Pada tahun 1959, Brunei mendeklarasikan kerajaan baru yang berkuasa
memerintah kecuali dalam isu hubungan luar negeri, keamanan dan pertahanan di
mana isu-isu ini menjadi tanggung jawab Britania. Percobaan untuk membentuk
sebuah badan perundangan pada tahun 1962 terpaksa dilupakan karena terjadi pemberontakan oleh
partai oposisi yaitu Partai
Rakyat Brunei dan dengan bantuan Britania,
pemberontakan ini berhasil diberantas. Pada akhir 1950 dan awal 1960, kerajaan
Brunei ketika itu menolak rencana (walaupun pada awalnya menunjukkan minat)
untuk bergabung dengan Singapura, Sabah,
Sarawak, dan Tanah
Melayu untuk membentuk Malaysia dan akhirnya
Sultan Brunei ketika itu berkehendak untuk membentuk sebuah negara yang
merdeka.
Sementara itu pada tahun
1962, terjadi pemberontakan di Brunei dan Kalimantan Utara lainnya.
Pemberontakan itu dipimpin oleh Azhari.
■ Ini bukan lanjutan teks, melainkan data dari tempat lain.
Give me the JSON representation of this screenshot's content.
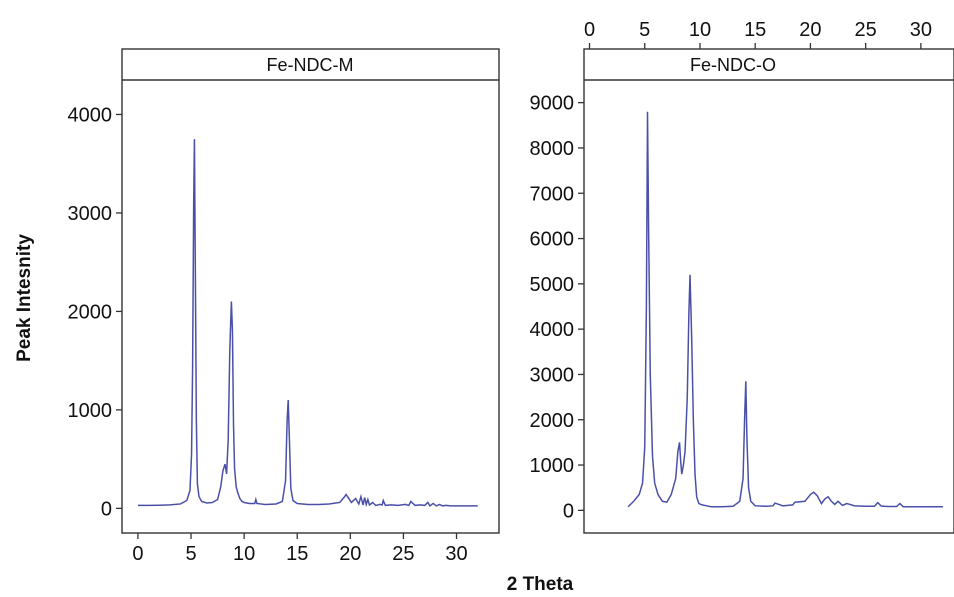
{
  "figure": {
    "ylabel": "Peak Intesnity",
    "xlabel": "2 Theta"
  },
  "chart_data": [
    {
      "type": "line",
      "title": "Fe-NDC-M",
      "xlabel": "2 Theta",
      "ylabel": "Peak Intesnity",
      "xlim": [
        -1.5,
        34
      ],
      "ylim": [
        -250,
        4350
      ],
      "xticks": [
        0,
        5,
        10,
        15,
        20,
        25,
        30
      ],
      "yticks": [
        0,
        1000,
        2000,
        3000,
        4000
      ],
      "xaxis_position": "bottom",
      "grid": false,
      "color": "#4a50a8",
      "series": [
        {
          "x": [
            0,
            1,
            2,
            3,
            4,
            4.6,
            4.9,
            5.05,
            5.15,
            5.25,
            5.32,
            5.4,
            5.5,
            5.6,
            5.75,
            6,
            6.5,
            7,
            7.5,
            7.8,
            8.0,
            8.2,
            8.35,
            8.5,
            8.65,
            8.8,
            8.9,
            9.0,
            9.1,
            9.25,
            9.4,
            9.6,
            9.8,
            10.0,
            10.5,
            11,
            11.1,
            11.2,
            12,
            13,
            13.6,
            13.9,
            14.05,
            14.15,
            14.25,
            14.4,
            14.6,
            15,
            16,
            17,
            18,
            19,
            19.4,
            19.6,
            19.8,
            20.1,
            20.5,
            20.8,
            21.0,
            21.2,
            21.35,
            21.5,
            21.65,
            21.8,
            22.1,
            22.4,
            22.8,
            23.0,
            23.1,
            23.3,
            23.8,
            24.5,
            25.2,
            25.5,
            25.7,
            26.1,
            26.6,
            27.0,
            27.3,
            27.5,
            27.8,
            28.1,
            28.4,
            28.7,
            29.0,
            29.5,
            30,
            31,
            32
          ],
          "y": [
            30,
            30,
            32,
            35,
            45,
            80,
            180,
            550,
            1450,
            3100,
            3750,
            2500,
            900,
            250,
            120,
            70,
            55,
            60,
            90,
            220,
            380,
            450,
            350,
            700,
            1600,
            2100,
            1800,
            850,
            400,
            220,
            160,
            100,
            70,
            60,
            50,
            50,
            90,
            50,
            40,
            45,
            70,
            280,
            900,
            1100,
            750,
            200,
            80,
            50,
            40,
            40,
            45,
            60,
            110,
            140,
            110,
            60,
            100,
            45,
            120,
            35,
            110,
            40,
            90,
            35,
            60,
            30,
            40,
            35,
            80,
            30,
            35,
            30,
            40,
            30,
            70,
            30,
            35,
            30,
            60,
            25,
            50,
            25,
            40,
            25,
            30,
            25,
            25,
            25,
            25
          ]
        }
      ]
    },
    {
      "type": "line",
      "title": "Fe-NDC-O",
      "xlabel": "2 Theta",
      "ylabel": "",
      "xlim": [
        -0.5,
        33
      ],
      "ylim": [
        -500,
        9500
      ],
      "xticks": [
        0,
        5,
        10,
        15,
        20,
        25,
        30
      ],
      "yticks": [
        0,
        1000,
        2000,
        3000,
        4000,
        5000,
        6000,
        7000,
        8000,
        9000
      ],
      "xaxis_position": "top",
      "grid": false,
      "color": "#4a50a8",
      "series": [
        {
          "x": [
            3.5,
            4,
            4.5,
            4.8,
            5.0,
            5.15,
            5.25,
            5.35,
            5.5,
            5.7,
            5.9,
            6.2,
            6.6,
            7,
            7.4,
            7.8,
            8.0,
            8.15,
            8.25,
            8.35,
            8.5,
            8.65,
            8.85,
            9.0,
            9.1,
            9.25,
            9.4,
            9.55,
            9.7,
            9.9,
            10.2,
            10.6,
            11,
            12,
            13,
            13.6,
            13.9,
            14.05,
            14.15,
            14.25,
            14.4,
            14.6,
            15,
            16,
            16.6,
            16.8,
            17.5,
            18.4,
            18.6,
            19.5,
            20.0,
            20.3,
            20.6,
            21.0,
            21.3,
            21.6,
            21.9,
            22.2,
            22.5,
            22.9,
            23.3,
            24,
            25,
            25.8,
            26.1,
            26.4,
            27,
            27.8,
            28.1,
            28.4,
            29,
            30,
            31,
            32
          ],
          "y": [
            80,
            200,
            350,
            600,
            1400,
            4500,
            8800,
            6200,
            3000,
            1200,
            600,
            350,
            200,
            180,
            350,
            700,
            1300,
            1500,
            1100,
            800,
            1000,
            1300,
            2500,
            4400,
            5200,
            3800,
            2000,
            800,
            300,
            150,
            120,
            100,
            80,
            80,
            90,
            200,
            700,
            2100,
            2850,
            1600,
            500,
            200,
            100,
            90,
            100,
            160,
            100,
            120,
            180,
            200,
            350,
            400,
            330,
            150,
            250,
            300,
            200,
            130,
            200,
            110,
            150,
            100,
            90,
            90,
            170,
            95,
            85,
            85,
            150,
            80,
            80,
            80,
            80,
            80
          ]
        }
      ]
    }
  ]
}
Ia memperjuangkan kemerdekaan bagi
seluruh Kalimantan Utara, yang meliputi Sabah, Serawak dan Brunei. Perjuangan
Azhari ini didukung oleh Indonesia, pada zaman pemerintahan Soekarno.
Pemberontakan yang berlangsung selama lebih
dua tahun itu hampir berhasil, lapangan terbang sudah dikuasai. Hampir seluruh
daerah Brunei dikuasai pemberontak, kecuali daerah sekitar istana sultan dan
daerah minyak yang dijaga ketat oleh pasukan Inggris. Azhari melarikan diri ke
Indonesia, sedang ribuan pengikutnya ditawan. Ratusan di antara mereka mendapat
hukuman lebih dari 15 tahun penjara.
Pada 1967, Omar Ali Saifuddin III telah turun dari takhta dan melantik putra sulungnya Hassanal Bolkiah,
menjadi Sultan Brunei ke-29. Baginda juga berkenan menjadi Menteri Pertahanan
setelah Brunei mencapai kemerdekaan penuh dan disandangkan gelar Paduka Seri Begawan Sultan. Pada tahun 1970, pusat pemerintahan negeri Brunei Town, telah diubah
namanya menjadi Bandar Seri Begawan untuk mengenang jasa baginda. Baginda mangkat pada tahun 1986.
Pada tanggal 4 Januari 1979, Brunei dan Britania Raya telah menandatangani Perjanjian Kerjasama dan Persahabatan. Pada 1 Januari 1984, Brunei Darussalam telah berhasil mencapai kemerdekaan
sepenuhnya. Saat ini Brunei memiliki wilayah yang lebih kecil daripada masa
lalu, dengan berbatasan dengan Serawak dari sebelah barat sampai timur wilayah
itu, serta sebelah utara berbatasan dengan Laut Cina Selatan.